By Christopher Zoukis  Image courtesy www.aaretshelt.dk

It is summer and the sun is shining.  Off to the east rugged mountain peaks serrate against a soft blue sky.  A breeze strong enough to be annoying shoves steadily at plants, animals and human beings.  On the plus side, though, the air is fresh and tastes of salt and smells of pine.

The tombstone is made of white granite with gray and black flecks in it.  Oblong in shape, it stands four feet tall.  On the top sits a gray cast iron bust, wearing an armless coat and tie.  A handlebar moustache banners under a flaring nose, and the iron head has no hair.  I wonder if he went bald, or shaved his head?  A photograph of him at age thirty shows a full head of hair, wire rim glasses and a solid, handsome face.

His ashes are in a small wooden box, and the box sits encased within the cast iron bust.  The box is decorated with mythological beasts, one being a unicorn.

Nearby sits his manor house, which, when he first bought it, was near to falling down from neglect.  He had it restored and redecorated.   
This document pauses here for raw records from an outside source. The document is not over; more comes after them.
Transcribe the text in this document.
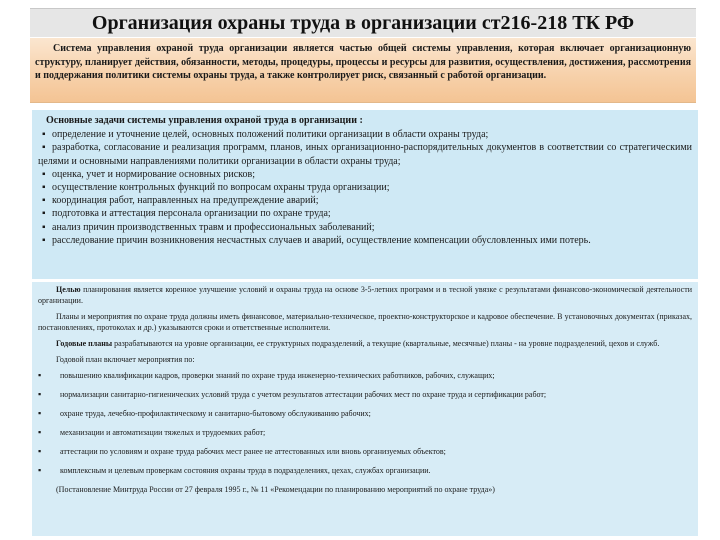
Организация охраны труда в организации ст216-218 ТК РФ

Система управления охраной труда организации является частью общей системы управления, которая включает организационную структуру, планирует действия, обязанности, методы, процедуры, процессы и ресурсы для развития, осуществления, достижения, рассмотрения и поддержания политики системы охраны труда, а также контролирует риск, связанный с работой организации.

Основные задачи системы управления охраной труда в организации :
▪ определение и уточнение целей, основных положений политики организации в области охраны труда;
▪ разработка, согласование и реализация программ, планов, иных организационно-распорядительных документов в соответствии со стратегическими целями и основными направлениями политики организации в области охраны труда;
▪ оценка, учет и нормирование основных рисков;
▪ осуществление контрольных функций по вопросам охраны труда организации;
▪ координация работ, направленных на предупреждение аварий;
▪ подготовка и аттестация персонала организации по охране труда;
▪ анализ причин производственных травм и профессиональных заболеваний;
▪ расследование причин возникновения несчастных случаев и аварий, осуществление компенсации обусловленных ими потерь.

Целью планирования является коренное улучшение условий и охраны труда на основе 3-5-летних программ и в тесной увязке с результатами финансово-экономической деятельности организации.

Планы и мероприятия по охране труда должны иметь финансовое, материально-техническое, проектно-конструкторское и кадровое обеспечение. В установочных документах (приказах, постановлениях, протоколах и др.) указываются сроки и ответственные исполнители.

Годовые планы разрабатываются на уровне организации, ее структурных подразделений, а текущие (квартальные, месячные) планы - на уровне подразделений, цехов и служб.

Годовой план включает мероприятия по:

▪	повышению квалификации кадров, проверки знаний по охране труда инженерно-технических работников, рабочих, служащих;
▪	нормализации санитарно-гигиенических условий труда с учетом результатов аттестации рабочих мест по охране труда и сертификации работ;
▪	охране труда, лечебно-профилактическому и санитарно-бытовому обслуживанию рабочих;
▪	механизации и автоматизации тяжелых и трудоемких работ;
▪	аттестации по условиям и охране труда рабочих мест ранее не аттестованных или вновь организуемых объектов;
▪	комплексным и целевым проверкам состояния охраны труда в подразделениях, цехах, службах организации.

(Постановление Минтруда России от 27 февраля 1995 г., № 11 «Рекомендации по планированию мероприятий по охране труда»)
From good breeding stock, he remained healthy until his death at age ninety-two.  They say, though, that he had “permanently impaired mental capabilities” in his last years.  But it was pure speculation.  No, it was more than that – it was judgment palmed off as fact.  It was what they wished were true.  And they hoped that by saying it, it would come true.  For they were embarrassed by him, even scandalized by him.